Greeting card magnate Mike Keiser’s love of links golf has led him to create some of the world’s greatest new courses
From the Print Edition:
Liev Schreiber, November/December 2013
Mike Keiser went to the ends of the earth to satisfy his passion for links golf. He built the Bandon Dunes complex on the remote southwest coast of Oregon. He built Barnbougle Dunes and Lost Farm on the island of Tasmania. He built Cabot Links and is building Cabot Cliffs on the island of Nova Scotia.
Yet where he started it all, the nine-hole Dunes Club in New Buffalo, Michigan, is by comparison a pitching wedge away from civilization, an hour and a half from his hometown of Chicago.
But the Dunes Club is the most difficult to find, tucked off a residential street in this Lake Michigan beach community. There is no sign for it, or sign of it, from the lane that passes by the tiny entrance. There is a marker with the street number on it, but that’s it. And if you figure out where to turn and how to maneuver a couple of hundred yards, you will find a tiny clubhouse without opulence or grandeur or much of a locker room, pro shop or restaurant.
This is just how Mike Keiser likes his golf. And it’s how he has gone about changing, in his special way, the golf landscape in America, Australia and Canada. Keiser, the greeting card magnate turned maestro of remote golf, went back to the basics of the game, surrounding himself with his “genius architects” to build links golf courses where they weren’t supposed to succeed, except they did, and rather grandly. He has proved that if you build it, and build it well, they will come—even to the ends of the earth.
“I won’t call myself a missionary now that you and I and anyone paying attention knows that Americans like links golf,” says Keiser. “I think it’s also good for golf. Given all the modern courses built since World War II, without characterizing them as awful—which I could—they are hard and not fun. As long as I can find sites that lend themselves to links golf, I feel almost duty-bound to pursue it.”
And pursue it he has. Bankrolled with the bounty of a company founded with a friend in the early ’70s—Recycled Paper Greetings—Keiser has built five courses at his Bandon Dunes complex that hugs the Pacific at a place you can’t get to—except thousands do. Tasmania? Why would anyone go there for golf? Now that there are two spectacular courses, golfers are coming from near and far. Nova Scotia? For lobsters and cod, maybe, but Keiser has hooked a boatload of golfers who are making the voyage. Yet it is on this piece of land near the oceanic expanse of Lake Michigan that Keiser built his first course. It was an afterthought.
It was the late ’80s and Keiser was well into his second decade as co-owner of Recycled Paper Greetings, a company he formed with Amherst College friend Phil Friedmann in 1971. They had latched onto the “green concept” as it became more and more a part of the public consciousness.
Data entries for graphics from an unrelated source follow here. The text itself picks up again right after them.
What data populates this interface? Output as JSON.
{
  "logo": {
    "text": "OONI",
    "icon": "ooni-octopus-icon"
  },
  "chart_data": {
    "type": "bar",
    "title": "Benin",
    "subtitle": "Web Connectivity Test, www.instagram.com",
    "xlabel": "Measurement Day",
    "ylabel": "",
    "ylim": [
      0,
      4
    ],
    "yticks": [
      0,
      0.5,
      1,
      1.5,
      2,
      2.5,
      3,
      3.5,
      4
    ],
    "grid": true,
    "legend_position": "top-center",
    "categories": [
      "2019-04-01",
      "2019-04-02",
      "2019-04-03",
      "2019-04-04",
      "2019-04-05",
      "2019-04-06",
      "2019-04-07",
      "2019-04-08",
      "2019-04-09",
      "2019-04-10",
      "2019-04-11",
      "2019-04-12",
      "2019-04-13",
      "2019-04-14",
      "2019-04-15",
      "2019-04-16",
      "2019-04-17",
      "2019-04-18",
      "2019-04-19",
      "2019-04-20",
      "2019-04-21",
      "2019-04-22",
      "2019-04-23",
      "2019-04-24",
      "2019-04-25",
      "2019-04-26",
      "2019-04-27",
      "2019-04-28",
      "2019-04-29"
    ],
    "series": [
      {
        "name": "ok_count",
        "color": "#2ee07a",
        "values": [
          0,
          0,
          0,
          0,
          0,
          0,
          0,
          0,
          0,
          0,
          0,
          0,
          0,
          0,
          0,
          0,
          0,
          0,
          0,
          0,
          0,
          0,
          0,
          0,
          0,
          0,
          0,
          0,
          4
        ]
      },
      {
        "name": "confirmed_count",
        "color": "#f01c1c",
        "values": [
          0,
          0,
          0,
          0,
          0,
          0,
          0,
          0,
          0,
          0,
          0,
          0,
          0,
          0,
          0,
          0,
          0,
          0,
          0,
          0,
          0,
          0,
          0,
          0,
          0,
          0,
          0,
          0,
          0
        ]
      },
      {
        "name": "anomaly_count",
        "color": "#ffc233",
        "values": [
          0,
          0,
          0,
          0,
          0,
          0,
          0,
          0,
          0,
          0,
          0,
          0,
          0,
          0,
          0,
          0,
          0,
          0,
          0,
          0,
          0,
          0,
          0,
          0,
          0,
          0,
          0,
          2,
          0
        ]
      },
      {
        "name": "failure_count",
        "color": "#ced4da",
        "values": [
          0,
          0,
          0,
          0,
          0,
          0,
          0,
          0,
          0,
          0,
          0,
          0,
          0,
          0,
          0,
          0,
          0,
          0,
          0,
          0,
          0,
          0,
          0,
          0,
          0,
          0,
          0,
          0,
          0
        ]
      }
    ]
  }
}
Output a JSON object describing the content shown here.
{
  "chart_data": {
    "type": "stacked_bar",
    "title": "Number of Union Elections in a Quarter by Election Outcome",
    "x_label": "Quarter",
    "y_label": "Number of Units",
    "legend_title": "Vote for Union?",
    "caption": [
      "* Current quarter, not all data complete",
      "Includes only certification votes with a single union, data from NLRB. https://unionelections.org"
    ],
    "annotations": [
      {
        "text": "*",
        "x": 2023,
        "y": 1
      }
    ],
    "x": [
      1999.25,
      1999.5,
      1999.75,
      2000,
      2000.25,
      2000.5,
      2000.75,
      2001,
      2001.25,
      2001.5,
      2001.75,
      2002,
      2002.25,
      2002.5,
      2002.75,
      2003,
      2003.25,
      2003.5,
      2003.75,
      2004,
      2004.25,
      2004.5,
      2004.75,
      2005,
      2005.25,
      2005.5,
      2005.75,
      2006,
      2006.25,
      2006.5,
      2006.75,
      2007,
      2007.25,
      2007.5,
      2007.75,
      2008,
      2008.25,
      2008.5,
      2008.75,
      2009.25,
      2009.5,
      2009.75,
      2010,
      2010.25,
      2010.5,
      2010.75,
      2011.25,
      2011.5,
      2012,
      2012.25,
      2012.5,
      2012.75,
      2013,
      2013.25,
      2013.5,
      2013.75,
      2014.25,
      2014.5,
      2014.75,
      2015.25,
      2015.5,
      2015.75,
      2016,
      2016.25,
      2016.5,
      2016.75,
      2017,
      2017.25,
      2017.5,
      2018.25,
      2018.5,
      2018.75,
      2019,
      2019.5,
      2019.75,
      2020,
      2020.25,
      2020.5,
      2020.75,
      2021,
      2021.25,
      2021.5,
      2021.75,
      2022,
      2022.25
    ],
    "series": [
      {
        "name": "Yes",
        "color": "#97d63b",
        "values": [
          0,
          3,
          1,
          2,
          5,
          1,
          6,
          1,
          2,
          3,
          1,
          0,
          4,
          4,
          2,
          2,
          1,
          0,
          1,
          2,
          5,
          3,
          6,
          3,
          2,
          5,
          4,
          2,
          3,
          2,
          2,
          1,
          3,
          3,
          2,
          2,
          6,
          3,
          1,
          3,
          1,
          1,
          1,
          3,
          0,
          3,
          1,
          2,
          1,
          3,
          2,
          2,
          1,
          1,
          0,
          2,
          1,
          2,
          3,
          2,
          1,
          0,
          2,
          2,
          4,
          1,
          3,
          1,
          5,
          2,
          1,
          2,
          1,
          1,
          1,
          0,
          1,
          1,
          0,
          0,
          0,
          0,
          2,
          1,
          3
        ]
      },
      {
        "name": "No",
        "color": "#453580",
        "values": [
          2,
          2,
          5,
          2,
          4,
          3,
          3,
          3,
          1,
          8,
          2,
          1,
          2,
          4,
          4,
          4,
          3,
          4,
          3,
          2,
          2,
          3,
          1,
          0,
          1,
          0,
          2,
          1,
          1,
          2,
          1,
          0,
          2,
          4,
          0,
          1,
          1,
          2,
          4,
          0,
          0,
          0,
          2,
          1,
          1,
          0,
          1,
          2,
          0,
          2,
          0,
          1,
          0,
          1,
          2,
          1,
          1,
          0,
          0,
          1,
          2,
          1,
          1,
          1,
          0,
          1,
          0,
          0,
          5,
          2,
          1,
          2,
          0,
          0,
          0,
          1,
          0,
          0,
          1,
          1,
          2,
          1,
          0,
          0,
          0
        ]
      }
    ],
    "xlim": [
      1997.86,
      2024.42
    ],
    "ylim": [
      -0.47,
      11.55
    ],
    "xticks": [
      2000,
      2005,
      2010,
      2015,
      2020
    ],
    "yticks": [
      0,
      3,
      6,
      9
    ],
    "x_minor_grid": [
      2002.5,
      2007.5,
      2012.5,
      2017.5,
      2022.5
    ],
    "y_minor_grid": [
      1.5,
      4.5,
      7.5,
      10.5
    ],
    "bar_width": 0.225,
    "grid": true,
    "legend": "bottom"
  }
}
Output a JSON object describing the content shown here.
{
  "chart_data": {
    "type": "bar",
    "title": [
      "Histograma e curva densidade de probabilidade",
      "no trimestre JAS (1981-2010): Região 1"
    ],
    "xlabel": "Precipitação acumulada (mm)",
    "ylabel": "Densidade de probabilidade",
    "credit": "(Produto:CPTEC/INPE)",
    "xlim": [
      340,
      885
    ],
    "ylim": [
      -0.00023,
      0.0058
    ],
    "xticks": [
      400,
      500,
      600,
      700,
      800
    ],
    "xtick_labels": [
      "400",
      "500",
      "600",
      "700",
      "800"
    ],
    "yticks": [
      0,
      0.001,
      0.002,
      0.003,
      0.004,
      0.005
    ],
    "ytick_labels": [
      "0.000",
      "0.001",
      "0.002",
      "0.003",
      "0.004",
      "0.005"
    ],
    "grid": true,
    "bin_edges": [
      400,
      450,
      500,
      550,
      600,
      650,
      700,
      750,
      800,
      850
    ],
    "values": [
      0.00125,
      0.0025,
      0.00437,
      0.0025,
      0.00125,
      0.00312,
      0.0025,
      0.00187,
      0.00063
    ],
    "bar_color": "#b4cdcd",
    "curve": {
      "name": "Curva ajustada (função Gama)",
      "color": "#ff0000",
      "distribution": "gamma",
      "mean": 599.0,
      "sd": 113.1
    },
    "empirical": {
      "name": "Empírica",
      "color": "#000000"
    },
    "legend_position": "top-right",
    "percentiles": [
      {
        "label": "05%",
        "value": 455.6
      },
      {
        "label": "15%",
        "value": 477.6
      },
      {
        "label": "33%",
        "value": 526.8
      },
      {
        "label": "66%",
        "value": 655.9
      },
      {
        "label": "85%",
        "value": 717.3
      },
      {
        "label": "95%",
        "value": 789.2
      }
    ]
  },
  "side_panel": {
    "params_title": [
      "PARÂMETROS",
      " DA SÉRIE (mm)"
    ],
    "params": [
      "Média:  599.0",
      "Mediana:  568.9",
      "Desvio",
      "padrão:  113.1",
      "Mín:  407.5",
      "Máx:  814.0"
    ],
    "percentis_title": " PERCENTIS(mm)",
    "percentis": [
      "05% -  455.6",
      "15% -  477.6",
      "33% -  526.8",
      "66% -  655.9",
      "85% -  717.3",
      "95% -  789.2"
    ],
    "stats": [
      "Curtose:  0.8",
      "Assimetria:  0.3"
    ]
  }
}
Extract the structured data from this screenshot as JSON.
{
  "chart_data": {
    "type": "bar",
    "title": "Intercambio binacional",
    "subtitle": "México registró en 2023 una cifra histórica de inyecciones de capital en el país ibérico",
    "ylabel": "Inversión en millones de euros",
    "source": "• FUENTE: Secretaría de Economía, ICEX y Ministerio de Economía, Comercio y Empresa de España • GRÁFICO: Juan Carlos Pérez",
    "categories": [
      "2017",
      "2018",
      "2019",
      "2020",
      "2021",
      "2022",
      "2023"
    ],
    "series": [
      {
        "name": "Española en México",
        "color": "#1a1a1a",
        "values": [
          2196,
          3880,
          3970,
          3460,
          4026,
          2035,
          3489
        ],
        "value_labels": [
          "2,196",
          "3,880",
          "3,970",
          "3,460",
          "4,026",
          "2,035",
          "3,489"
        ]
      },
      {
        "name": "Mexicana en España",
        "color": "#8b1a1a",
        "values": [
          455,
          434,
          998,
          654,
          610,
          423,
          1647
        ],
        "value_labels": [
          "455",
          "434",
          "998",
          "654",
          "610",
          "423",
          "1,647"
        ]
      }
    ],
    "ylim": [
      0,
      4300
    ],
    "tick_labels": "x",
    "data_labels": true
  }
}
They would make greeting cards out of recycled paper, Christmas and birthday greetings from the detritus of newspapers, magazines and cardboard boxes.
It was then he found his first “genius,” or rather, she found him. Sandra Boynton was a Yale graduate with a gift for whimsy. She submitted designs to the fledgling RPG in 1973. Keiser loved her work and she went on to design more than 5,000 cards for the company, which found itself a burgeoning enterprise that, while trailing Hallmark and American Greetings by a factor of many millions, was churning out a healthy profit.
“My formula, and I would give it to anyone who thinks they are entrepreneurial: find a genius,” says Keiser, “In the greeting card business, we found—well she found us—but we found Sandra Boynton who is a genius. Finding her made us geniuses.”
There was enough profit by the ’80s for Mike and wife Lindy to build a Lake Michigan weekend home. And when Keiser found out that a 60-acre parcel nearby was being considered for a condo development, he pounced. “It was strictly a defensive move,” said Keiser during the round of golf this August at the Dunes Club. “I just wanted to keep those condos from being built in my backyard. The land was incredibly cheap, I offered them cash [$350,000], and I had it.”